Comment appréciait-elle ses innombrables tournées ?
"Tranquillement, aussi. Il aimait la scène. Les jeunes, présents dans la salle, lui faisaient très plaisir et moi, ces salles pleines, cela me faisait plaisir pour lui !". En Italie, où le couple vit, un rythme se met en place.
"Il travaillait le soir après le repas et la nuit. Je n'ai jamais cherché à "entrer dans sa tête" comme il disait. On allait à Florence l'après-midi ou le matin..." .Pour elle
, Léo
lui écrit une chanson sublime. C'est une lettre qu'il lui adresse.
(...)
Je suis la vie pour toi, et la peine, et la joie, et la Mort
Je meurs dans toi, et nos morts rassemblées feront une nouvelle vie,
Unique, comme si deux étoiles se rencontraient, comme si elles devaient le faire de toute éternité, comme si elles se collaient pour jouir à jamais
Ce que tu fais, c'est bien, puisque tu m'aimes
Ce que je fais, c'est bien, puisque je t'aime
À ce jour, à cette heure, à toujours, Mon Amour"
(La Lettre)
Réguler le flux des passionnés
En a-t-elle vu de ces flatteurs qui encombraient la loge de l'artiste après un récital-marathon de près de trois heures ! Ensuite, il y avait les dîners
"avec ses copains sur son addition" comme il le chantait. Les dernières années, Marie gérait les demandes diverses, organisait les tournées et rendait service. Ainsi, elle n'a pas hésité à embaucher et héberger des
objecteurs de conscience, ceux qui avaient fuit la France parce qu'ils refusaient de faire leur service militaire. Ils se sont occupés des vendanges. C'est elle également qui régulait le flux des passionné.e.s et tenait à distance les plus fiévreux. .ses. Car, et c'est un phénomène unique dans l'histoire de la chanson française, on aime ou on déteste Léo Ferré, on l'adore ou on l'exècre. Pas de demi-mesure.

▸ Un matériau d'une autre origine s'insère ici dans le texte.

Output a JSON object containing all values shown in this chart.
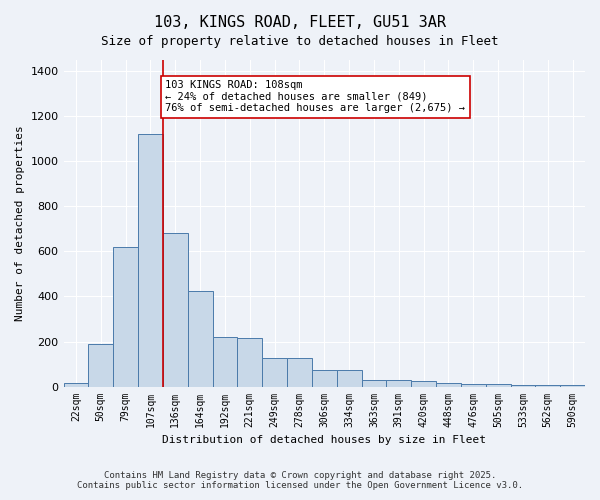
{
  "title_line1": "103, KINGS ROAD, FLEET, GU51 3AR",
  "title_line2": "Size of property relative to detached houses in Fleet",
  "xlabel": "Distribution of detached houses by size in Fleet",
  "ylabel": "Number of detached properties",
  "bar_labels": [
    "22sqm",
    "50sqm",
    "79sqm",
    "107sqm",
    "136sqm",
    "164sqm",
    "192sqm",
    "221sqm",
    "249sqm",
    "278sqm",
    "306sqm",
    "334sqm",
    "363sqm",
    "391sqm",
    "420sqm",
    "448sqm",
    "476sqm",
    "505sqm",
    "533sqm",
    "562sqm",
    "590sqm"
  ],
  "bar_values": [
    15,
    190,
    620,
    1120,
    680,
    425,
    220,
    215,
    125,
    125,
    75,
    75,
    30,
    30,
    25,
    15,
    10,
    10,
    5,
    5,
    5
  ],
  "bar_color": "#c8d8e8",
  "bar_edge_color": "#4a7aaa",
  "reference_line_x": 3,
  "reference_line_label": "103 KINGS ROAD: 108sqm",
  "annotation_line1": "103 KINGS ROAD: 108sqm",
  "annotation_line2": "← 24% of detached houses are smaller (849)",
  "annotation_line3": "76% of semi-detached houses are larger (2,675) →",
  "annotation_box_color": "#ffffff",
  "annotation_box_edge": "#cc0000",
  "vline_color": "#cc0000",
  "ylim": [
    0,
    1450
  ],
  "background_color": "#eef2f8",
  "grid_color": "#ffffff",
  "footer1": "Contains HM Land Registry data © Crown copyright and database right 2025.",
  "footer2": "Contains public sector information licensed under the Open Government Licence v3.0."
}
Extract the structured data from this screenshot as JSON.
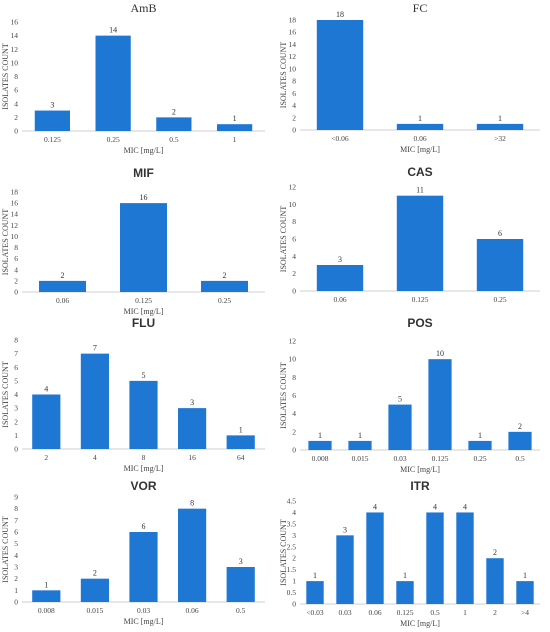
{
  "chart_data": [
    {
      "type": "bar",
      "title": "AmB",
      "categories": [
        "0.125",
        "0.25",
        "0.5",
        "1"
      ],
      "values": [
        3,
        14,
        2,
        1
      ],
      "xlabel": "MIC [mg/L]",
      "ylabel": "ISOLATES COUNT",
      "ylim": [
        0,
        16
      ],
      "yticks": [
        0,
        2,
        4,
        6,
        8,
        10,
        12,
        14,
        16
      ],
      "grid": false,
      "color": "#1f77d4"
    },
    {
      "type": "bar",
      "title": "FC",
      "categories": [
        "<0.06",
        "0.06",
        ">32"
      ],
      "values": [
        18,
        1,
        1
      ],
      "xlabel": "MIC [mg/L]",
      "ylabel": "ISOLATES COUNT",
      "ylim": [
        0,
        18
      ],
      "yticks": [
        0,
        2,
        4,
        6,
        8,
        10,
        12,
        14,
        16,
        18
      ],
      "grid": false,
      "color": "#1f77d4"
    },
    {
      "type": "bar",
      "title": "MIF",
      "categories": [
        "0.06",
        "0.125",
        "0.25"
      ],
      "values": [
        2,
        16,
        2
      ],
      "xlabel": "MIC [mg/L]",
      "ylabel": "ISOLATES COUNT",
      "ylim": [
        0,
        18
      ],
      "yticks": [
        0,
        2,
        4,
        6,
        8,
        10,
        12,
        14,
        16,
        18
      ],
      "grid": false,
      "color": "#1f77d4"
    },
    {
      "type": "bar",
      "title": "CAS",
      "categories": [
        "0.06",
        "0.125",
        "0.25"
      ],
      "values": [
        3,
        11,
        6
      ],
      "xlabel": "",
      "ylabel": "ISOLATES COUNT",
      "ylim": [
        0,
        12
      ],
      "yticks": [
        0,
        2,
        4,
        6,
        8,
        10,
        12
      ],
      "grid": false,
      "color": "#1f77d4"
    },
    {
      "type": "bar",
      "title": "FLU",
      "categories": [
        "2",
        "4",
        "8",
        "16",
        "64"
      ],
      "values": [
        4,
        7,
        5,
        3,
        1
      ],
      "xlabel": "MIC [mg/L]",
      "ylabel": "ISOLATES COUNT",
      "ylim": [
        0,
        8
      ],
      "yticks": [
        0,
        1,
        2,
        3,
        4,
        5,
        6,
        7,
        8
      ],
      "grid": false,
      "color": "#1f77d4"
    },
    {
      "type": "bar",
      "title": "POS",
      "categories": [
        "0.008",
        "0.015",
        "0.03",
        "0.125",
        "0.25",
        "0.5"
      ],
      "values": [
        1,
        1,
        5,
        10,
        1,
        2
      ],
      "xlabel": "MIC [mg/L]",
      "ylabel": "ISOLATES COUNT",
      "ylim": [
        0,
        12
      ],
      "yticks": [
        0,
        2,
        4,
        6,
        8,
        10,
        12
      ],
      "grid": false,
      "color": "#1f77d4"
    },
    {
      "type": "bar",
      "title": "VOR",
      "categories": [
        "0.008",
        "0.015",
        "0.03",
        "0.06",
        "0.5"
      ],
      "values": [
        1,
        2,
        6,
        8,
        3
      ],
      "xlabel": "MIC [mg/L]",
      "ylabel": "ISOLATES COUNT",
      "ylim": [
        0,
        9
      ],
      "yticks": [
        0,
        1,
        2,
        3,
        4,
        5,
        6,
        7,
        8,
        9
      ],
      "grid": false,
      "color": "#1f77d4"
    },
    {
      "type": "bar",
      "title": "ITR",
      "categories": [
        "<0.03",
        "0.03",
        "0.06",
        "0.125",
        "0.5",
        "1",
        "2",
        ">4"
      ],
      "values": [
        1,
        3,
        4,
        1,
        4,
        4,
        2,
        1
      ],
      "xlabel": "MIC [mg/L]",
      "ylabel": "ISOLATES COUNT",
      "ylim": [
        0,
        4.5
      ],
      "yticks": [
        0,
        0.5,
        1,
        1.5,
        2,
        2.5,
        3,
        3.5,
        4,
        4.5
      ],
      "grid": false,
      "color": "#1f77d4"
    }
  ]
}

Léo, "son" Léo, a regagné les étoiles pour de bon le 14 juillet 1993. Il s'est éteint près d'elle dans leur propriété à Castellina in Chianti, où Marie vit toujours. Elle accueille avec plaisir les très nombreux visiteurs qui lui rendent visite toute l'année. Ils achètent son huile d'olive et sa cuvée San Donatino Poggio Al Mori, leur Chianti reconnaissable à son étiquette ornée d’un hibou dessiné par Pablo Picasso. Surtout, ils viennent respirer l'air du poète. Un pélerinage pour certains. Un partage d'émotions aussi quand certaines personnes se souviennent d'une anecdote ou d'un refrain. Comme
Le flacon de Baudelaire, certaines chansons de Léo ont piégé des moments-clés d'une vie, d'un amour, d'une époque.
Avec le temps, va, rien n'est parti.
Et Marie, tous les jours, écoute les chansons de Léo.